The observatory runs the Green Bank Telescope, set in a mountain bowl in West Virginia, where mobile phones are already banned, as well as facilities in Hawaii and the U.S. Virgin Islands. Together, they are mapping the structure of the Milky Way by capturing faint signals from light years away.
iRobot, better known for its self-guided Roomba vacuum cleaners and bomb-disposal equipment, has filed a request with the U.S. Federal Communications Commission to use airwaves for mowers to be guided wirelessly from beacons on stakes pounded into the lawn.
iRobot, based in Bedford, Massachusetts, says the astronomers’ concerns are overblown and has volunteered to take steps to make sure lawn care won’t interfere with space exploration.
Chances are “infinitesimal” that astronomical readings on telescopes would be fouled by signals from two-foot-tall guide stakes in lawns in far-flung suburbs, said Glen Weinstein, chief legal officer of iRobot.
In its filing with the FCC, iRobot says its grass cutters could “make this necessary chore easier” and even cut down on the 38,000 annual injuries inflicted by walk-behind mowers.
IRobot won’t discuss details of the product, including price, said Matthew Lloyd, a spokesman.
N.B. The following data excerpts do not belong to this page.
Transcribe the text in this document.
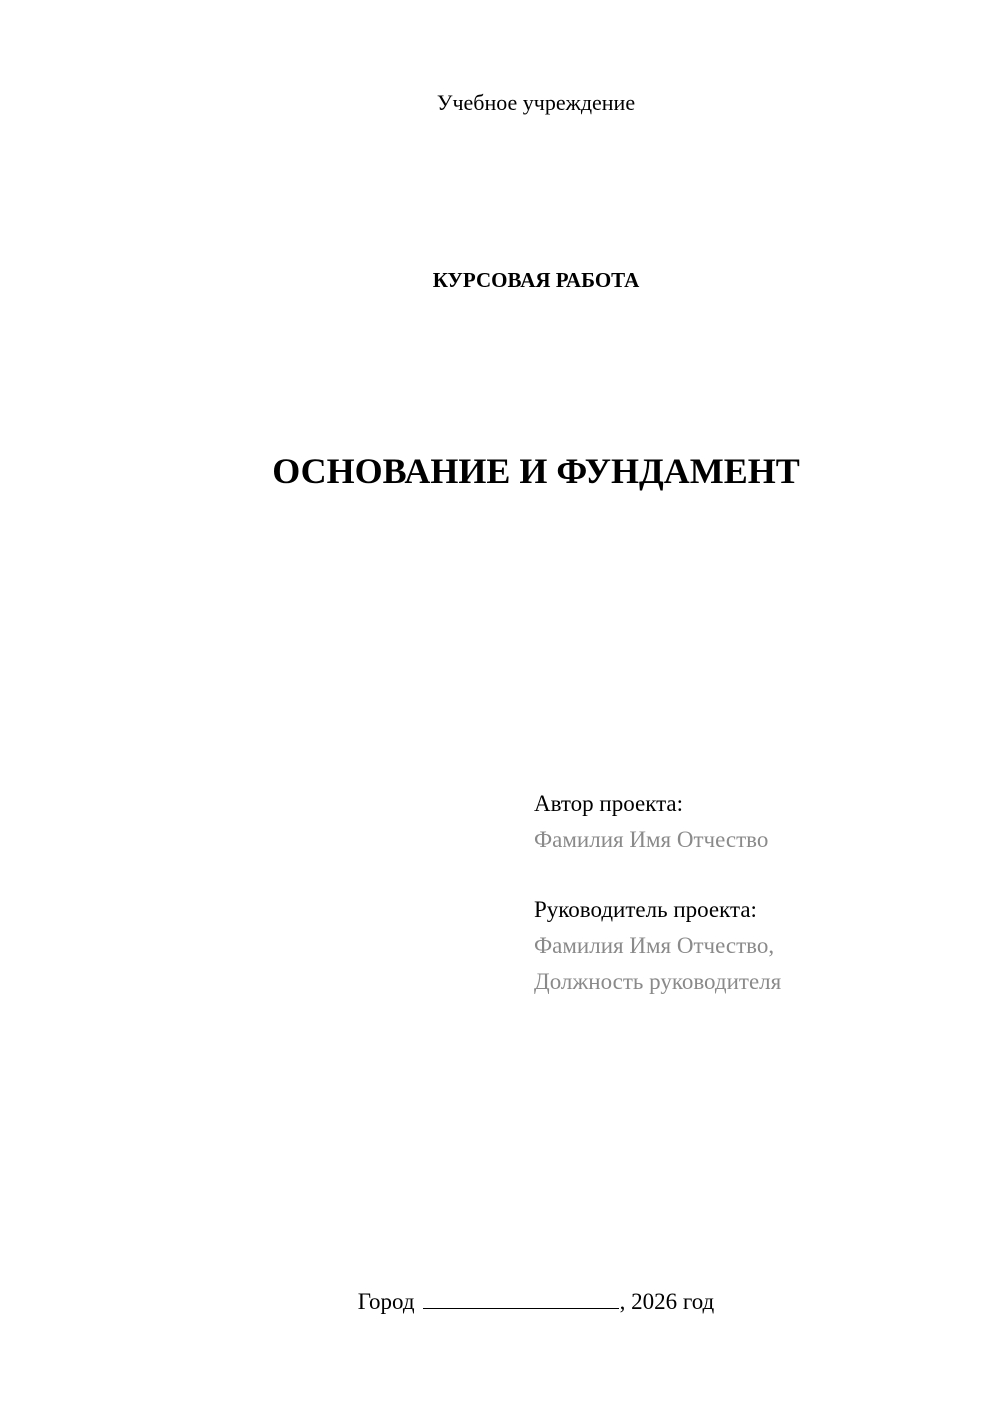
Учебное учреждение
КУРСОВАЯ РАБОТА
ОСНОВАНИЕ И ФУНДАМЕНТ
Автор проекта:
Фамилия Имя Отчество
Руководитель проекта:
Фамилия Имя Отчество,
Должность руководителя
Город	, 2026 год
Most robotic lawn mowers are sold in Europe, where lawns are smaller than in the U.S. and landscaping services more expensive, said Dan Kara, a robotics analyst with ABI Research. About 47,000 robot lawn mowers were sold worldwide last year, with an average price of $1,779, Kara said. Existing models rely on wires to set boundaries, he said.
The problem for the National Radio Astronomy Observatory is that iRobot wants to use frequencies that let scientists track methanol, a substance abundant in some celestial regions, where its presence offers a “galactic beacon” pointing to star formation.
IRobot could fix the problem by equipping the mowers with a global-positioning chip that wouldn’t let the machines work in areas near telescopes, said the observatory’s Liszt.
The robot maker has offered instead to place a notice in user manuals and on the mowers that states, “Consumer use only; use must be limited to residential areas.”
Astronomers told the FCC that the wireless lawn robots should be kept at least 89 kilometers (55 miles) away from a radio telescope. The company says that’s “overstated” and once hills and trees are taken into account, no robot lawn mower will operate within interference range.
An explosion in wireless devices -- from connected cars to smart thermostats -- has led to an increase in such disputes, which the FCC has had to referee. The agency is currently considering whether to approve Globalstar Inc.’s proposal to carry mobile-phone traffic on airwaves designated for satellites.
Neil Grace, an FCC spokesman, declined to comment.